Fighting, Famine and Freeze Sap Afghan Spirit

Feb. 21, 2001 -- Alexander the Great never managed it, neither did British imperial troops and sturdy Russian Cossack regiments. Even the 1979 Soviet invasion ultimately ended in failure.

None of history's fiercest conquerors ever broke the indefatigable Afghan spirit. They tried and failed to beat a group of people often billed as the toughest in the world.

But after more than 20 years of civil war, two years of drought and a merciless winter, the Afghan spirit, by accounts from the region, has finally snapped.

In a land where heroes of the likes of Rudyard Kipling's Kimball O'Hara dared tread, there are millions of displaced Afghans cramming into refugee camps across the region, freezing in the harsh winter of the northern Hindu Kush mountains and collapsing under crushing poverty.

At the Pakistan border, 80,000 Afghan refugees are stranded without proper shelter, sanitation or water and conditions are only further deteriorating.

To the north, at the Afghan border with Tajikistan, tens of thousands of stranded Afghans are risking starvation, the weather and fighting between Taliban and opposition forces.

No Hope at the Borders

Both Pakistan and Tajikistan have closed their borders to Afghan asylum seekers. Tajikistan, fearing political instability and reprisals from the Taliban which controls most of Afghanistan, closed its borders last September.

Pakistan, after witnessing some 170,000 Afghan asylum seekers heading for its borders since September was forced to close the gates last November.

In neighboring Iran, tribesmen with ethnic ties to the fleeing Afghans have let in thousands of refugees.

Within Afghanistan, aid officials say the situation is worse. In the west Afghanistan city of Herat, some 80,000 Afghans fleeing the drought from neighboring areas face starvation in squalid, ill-equipped camps.

A Winter of Discontent

This winter, the hardest hit have been the Afghan children, many of whom have simply frozen to death as blankets to keep off the bitter subzero temperatures ran scarce.
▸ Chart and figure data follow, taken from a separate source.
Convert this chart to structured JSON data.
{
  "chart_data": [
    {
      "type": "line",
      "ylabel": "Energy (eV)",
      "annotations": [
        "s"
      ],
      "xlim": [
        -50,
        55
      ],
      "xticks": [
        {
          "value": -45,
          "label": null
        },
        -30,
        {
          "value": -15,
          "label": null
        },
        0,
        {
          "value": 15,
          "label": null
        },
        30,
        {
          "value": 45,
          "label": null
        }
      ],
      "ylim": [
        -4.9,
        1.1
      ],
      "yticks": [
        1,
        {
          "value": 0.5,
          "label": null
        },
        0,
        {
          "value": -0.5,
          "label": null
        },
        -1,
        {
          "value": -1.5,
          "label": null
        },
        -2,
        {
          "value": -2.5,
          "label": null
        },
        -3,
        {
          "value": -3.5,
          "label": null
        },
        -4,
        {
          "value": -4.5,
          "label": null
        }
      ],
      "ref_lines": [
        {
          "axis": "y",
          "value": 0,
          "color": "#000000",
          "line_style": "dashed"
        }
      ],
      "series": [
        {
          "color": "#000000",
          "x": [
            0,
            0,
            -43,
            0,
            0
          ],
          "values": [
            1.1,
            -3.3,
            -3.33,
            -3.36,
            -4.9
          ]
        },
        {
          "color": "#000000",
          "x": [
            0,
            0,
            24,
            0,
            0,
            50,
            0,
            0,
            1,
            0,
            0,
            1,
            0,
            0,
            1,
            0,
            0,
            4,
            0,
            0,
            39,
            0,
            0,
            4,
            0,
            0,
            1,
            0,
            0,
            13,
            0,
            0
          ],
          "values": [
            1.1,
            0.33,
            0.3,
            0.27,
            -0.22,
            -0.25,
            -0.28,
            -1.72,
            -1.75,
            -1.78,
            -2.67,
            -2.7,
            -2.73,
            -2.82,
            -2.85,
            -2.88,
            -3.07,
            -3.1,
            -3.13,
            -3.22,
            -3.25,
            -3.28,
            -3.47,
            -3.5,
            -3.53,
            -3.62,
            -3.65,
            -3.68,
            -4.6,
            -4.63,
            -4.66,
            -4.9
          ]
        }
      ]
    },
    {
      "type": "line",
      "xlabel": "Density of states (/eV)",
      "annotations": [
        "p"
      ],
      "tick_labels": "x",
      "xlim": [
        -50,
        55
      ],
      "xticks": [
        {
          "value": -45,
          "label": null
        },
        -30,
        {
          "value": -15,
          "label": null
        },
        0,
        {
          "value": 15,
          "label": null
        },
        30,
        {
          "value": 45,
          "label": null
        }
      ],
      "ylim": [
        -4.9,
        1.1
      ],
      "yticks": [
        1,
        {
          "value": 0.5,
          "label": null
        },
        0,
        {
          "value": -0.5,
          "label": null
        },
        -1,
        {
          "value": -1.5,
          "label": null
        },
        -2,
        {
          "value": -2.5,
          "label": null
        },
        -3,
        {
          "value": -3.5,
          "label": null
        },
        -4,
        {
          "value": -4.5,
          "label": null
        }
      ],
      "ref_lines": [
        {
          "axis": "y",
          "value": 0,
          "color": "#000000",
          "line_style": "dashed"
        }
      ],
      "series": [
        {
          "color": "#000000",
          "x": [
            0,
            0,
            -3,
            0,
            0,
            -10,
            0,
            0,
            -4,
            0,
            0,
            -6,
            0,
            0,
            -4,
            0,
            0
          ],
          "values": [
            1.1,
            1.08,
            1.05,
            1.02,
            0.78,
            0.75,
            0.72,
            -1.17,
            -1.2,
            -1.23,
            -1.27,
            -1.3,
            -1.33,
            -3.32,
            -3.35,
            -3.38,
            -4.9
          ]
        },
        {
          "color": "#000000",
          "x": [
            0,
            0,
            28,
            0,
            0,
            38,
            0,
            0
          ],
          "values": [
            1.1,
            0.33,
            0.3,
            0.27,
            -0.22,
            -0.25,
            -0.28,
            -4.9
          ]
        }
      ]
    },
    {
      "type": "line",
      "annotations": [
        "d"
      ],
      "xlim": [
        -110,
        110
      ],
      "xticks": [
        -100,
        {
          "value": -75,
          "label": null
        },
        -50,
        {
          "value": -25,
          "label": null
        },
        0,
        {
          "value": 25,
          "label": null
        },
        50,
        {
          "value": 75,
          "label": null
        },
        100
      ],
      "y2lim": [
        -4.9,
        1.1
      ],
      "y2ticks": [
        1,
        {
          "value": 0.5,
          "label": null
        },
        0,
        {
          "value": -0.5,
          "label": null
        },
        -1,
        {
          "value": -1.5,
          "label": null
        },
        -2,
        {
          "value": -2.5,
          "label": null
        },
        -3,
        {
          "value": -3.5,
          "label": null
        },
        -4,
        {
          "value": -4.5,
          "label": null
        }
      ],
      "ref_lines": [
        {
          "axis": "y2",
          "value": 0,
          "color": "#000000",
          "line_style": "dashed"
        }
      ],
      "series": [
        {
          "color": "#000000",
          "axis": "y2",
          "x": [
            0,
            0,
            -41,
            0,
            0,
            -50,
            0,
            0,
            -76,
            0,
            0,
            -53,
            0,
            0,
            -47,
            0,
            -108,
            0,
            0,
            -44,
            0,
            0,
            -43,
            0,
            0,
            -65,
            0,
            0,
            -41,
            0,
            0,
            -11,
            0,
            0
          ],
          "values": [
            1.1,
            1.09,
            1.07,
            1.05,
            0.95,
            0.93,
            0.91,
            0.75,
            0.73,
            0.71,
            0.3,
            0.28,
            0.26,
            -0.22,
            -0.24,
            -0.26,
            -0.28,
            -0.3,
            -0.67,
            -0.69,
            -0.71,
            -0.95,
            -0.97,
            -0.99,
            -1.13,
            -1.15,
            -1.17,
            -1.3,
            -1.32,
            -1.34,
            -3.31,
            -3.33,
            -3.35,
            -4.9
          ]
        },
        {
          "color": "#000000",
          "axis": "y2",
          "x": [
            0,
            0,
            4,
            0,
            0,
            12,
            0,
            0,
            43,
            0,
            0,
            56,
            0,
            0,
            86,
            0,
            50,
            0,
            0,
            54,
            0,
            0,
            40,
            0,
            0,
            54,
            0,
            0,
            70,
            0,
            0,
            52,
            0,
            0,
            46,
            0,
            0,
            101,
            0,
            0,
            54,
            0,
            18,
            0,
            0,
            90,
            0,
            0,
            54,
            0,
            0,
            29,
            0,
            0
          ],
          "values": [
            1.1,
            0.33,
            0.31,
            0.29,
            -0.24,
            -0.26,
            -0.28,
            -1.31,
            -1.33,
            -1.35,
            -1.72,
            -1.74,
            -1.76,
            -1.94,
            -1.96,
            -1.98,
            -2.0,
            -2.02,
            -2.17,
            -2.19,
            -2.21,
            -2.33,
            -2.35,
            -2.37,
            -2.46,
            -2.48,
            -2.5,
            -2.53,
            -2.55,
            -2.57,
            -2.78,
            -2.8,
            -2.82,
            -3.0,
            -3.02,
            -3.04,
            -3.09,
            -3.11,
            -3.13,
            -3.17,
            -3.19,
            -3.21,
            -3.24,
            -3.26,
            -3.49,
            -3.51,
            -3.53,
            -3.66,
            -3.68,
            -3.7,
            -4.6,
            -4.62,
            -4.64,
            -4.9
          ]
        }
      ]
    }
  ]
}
U.N. officials estimate 150 refugees died in three nights in the fierce January winter, 90 percent of them children.

During a recent trip to the region, Hiram A. Ruiz, a senior policy analyst for the U.S. Committee for Refugees described meeting a group of refugees in the Pakistani border town of Peshawar who fled their homes north of the Afghan capital of Kabul more than 15 years ago.

Ruiz said about seven years ago, families started repatriating back to Afghanistan to rebuild their lives only to be rendered destitute by the drought that hit two years ago.

In order to make it back to the camps in Peshawar, these villagers had to avoid the capital, Kabul, and the Taliban forces stationed there, forcing them to take a treacherous mountain route which claimed the lives of many family members.

"All this," said Ruiz, "only to land in Peshawar where once again, they are faced with nothing but the crushing sense that the future holds nothing for them."

Political Hot Waters

On the political front, the picture is also bleak. In a report released on Monday, Human Rights Watch detailed two massacres allegedly committed by Taliban forces in the central highlands of Afghanistan last May and this January.

Witness accounts reaching international monitors say 560 people were executed after the Taliban recaptured the central Afghan town of Yakaolang in the Bamiyan province in January.

"The massacres were part of an effort to intimidate the population," said Vikram Parekh, researcher for South Asia at Human Rights Watch.

"The fighting has not only displaced thousands of people, it has made the farming cycle, which is harsh on a land that is normally difficult live off, even more difficult."

Distribution of seeds to help the next farming cycle has not helped as Afghan refugees, faced with starvation and little hope of returning home, have consumed the seeds.

The only certainty, say aid workers, is that things will get worse. "The greatest frontier is really the human dignity of the Afghan people who are forced to live in destitution in conditions that have forced the educated Afghan community to leave, making any hope for reconstruction difficult," said Parikh.

Now even the seemingly unlimited reserves of Afghan dignity and resilience seem to have withered like the harvest.